8 thoughts on “Flowers’ Sixth and The Failure of Batson

  1. wilbur

    [Ed. Note: just use the link without any coding ([youtube…]) and it will work. I have to edit your code out otherwise. TIA]

  2. Skink

    “Due process should preclude more than three trials, as no one should have to fight over the racist striking of blacks from a jury at his sixth trial.”

    For all reversals, or just those based on the composition of the venire?

    1. SHG Post author

      Three tries to get a sustainable verdict, no matter what, is enough opportunity for any government.

  3. Richard Kopf


    While I agree with you about application of the “three pony” rule for the Flowers case, I wager that the Court, at least behind the scenes, will adopt the 20 Mule Team Borax rule. The latter rule stands for the proposition that the law should stubbornly and very slowly trudge ahead with a wagon of words that obscure both reality and the obvious solution.

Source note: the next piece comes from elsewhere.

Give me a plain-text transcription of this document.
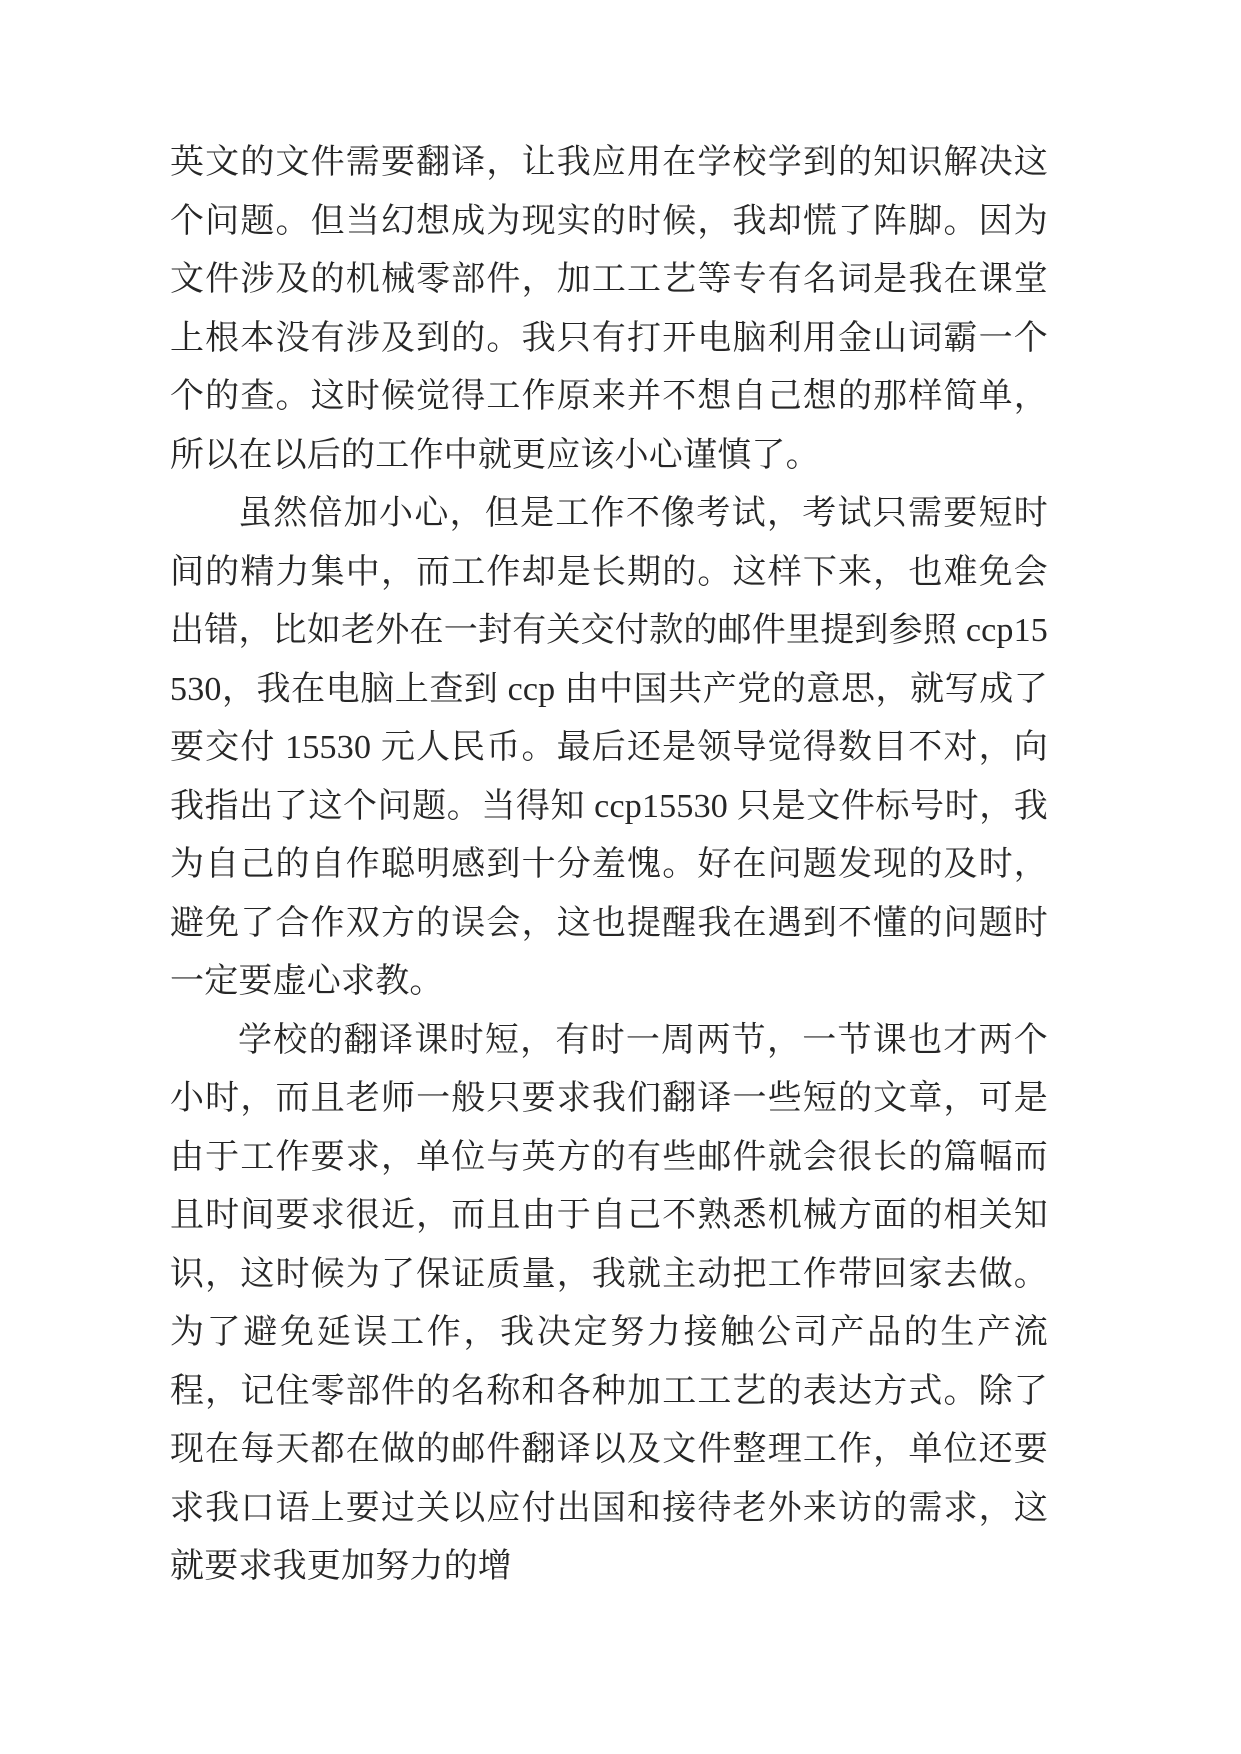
英文的文件需要翻译，让我应用在学校学到的知识解决这个问题。但当幻想成为现实的时候，我却慌了阵脚。因为文件涉及的机械零部件，加工工艺等专有名词是我在课堂上根本没有涉及到的。我只有打开电脑利用金山词霸一个个的查。这时候觉得工作原来并不想自己想的那样简单，所以在以后的工作中就更应该小心谨慎了。

虽然倍加小心，但是工作不像考试，考试只需要短时间的精力集中，而工作却是长期的。这样下来，也难免会出错，比如老外在一封有关交付款的邮件里提到参照 ccp15530，我在电脑上查到 ccp 由中国共产党的意思，就写成了要交付 15530 元人民币。最后还是领导觉得数目不对，向我指出了这个问题。当得知 ccp15530 只是文件标号时，我为自己的自作聪明感到十分羞愧。好在问题发现的及时，避免了合作双方的误会，这也提醒我在遇到不懂的问题时一定要虚心求教。

学校的翻译课时短，有时一周两节，一节课也才两个小时，而且老师一般只要求我们翻译一些短的文章，可是由于工作要求，单位与英方的有些邮件就会很长的篇幅而且时间要求很近，而且由于自己不熟悉机械方面的相关知识，这时候为了保证质量，我就主动把工作带回家去做。为了避免延误工作，我决定努力接触公司产品的生产流程，记住零部件的名称和各种加工工艺的表达方式。除了现在每天都在做的邮件翻译以及文件整理工作，单位还要求我口语上要过关以应付出国和接待老外来访的需求，这就要求我更加努力的增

    Flowers is really not about Batson. It is about due process and a prosecutor who flaunts it. Given the history of the case, the rational and practical solution now is simply to say enough. Mr. Flowers fly like a bird, you are free. Due process has sharp teeth.

    All the best.


    1. SHG Post author

      Poor Flowers can’t fly, sadly, as his wings have been clipped by the 22 years of his life forfeited to the 20 Mule Team Borax Rule. There’s no rule that can give them back.

  4. szr

    The more I think about your proposed “three trial” limit rule, the more I like it. Your rule would likely do more to deter Batson violations than any Batson expansion. A smart prosector would be very careful to avoid any hint of misconduct if he or she knows that there is a “three trial” limit. Even a not-so-smart prosecutor would probably be more careful during a third trial.

    I can imagine your rule would be subjected to intense case law refinement over time over what, e.g., counts as a trial. But refinement from experience is what our courts do best.

  5. B. McLeod

    Obviously, somebody needs to get Batson to say “Shazam” so that it will be transformed into a marvel of a new, super-precedent that will adequately address race-based exclusion of jurors.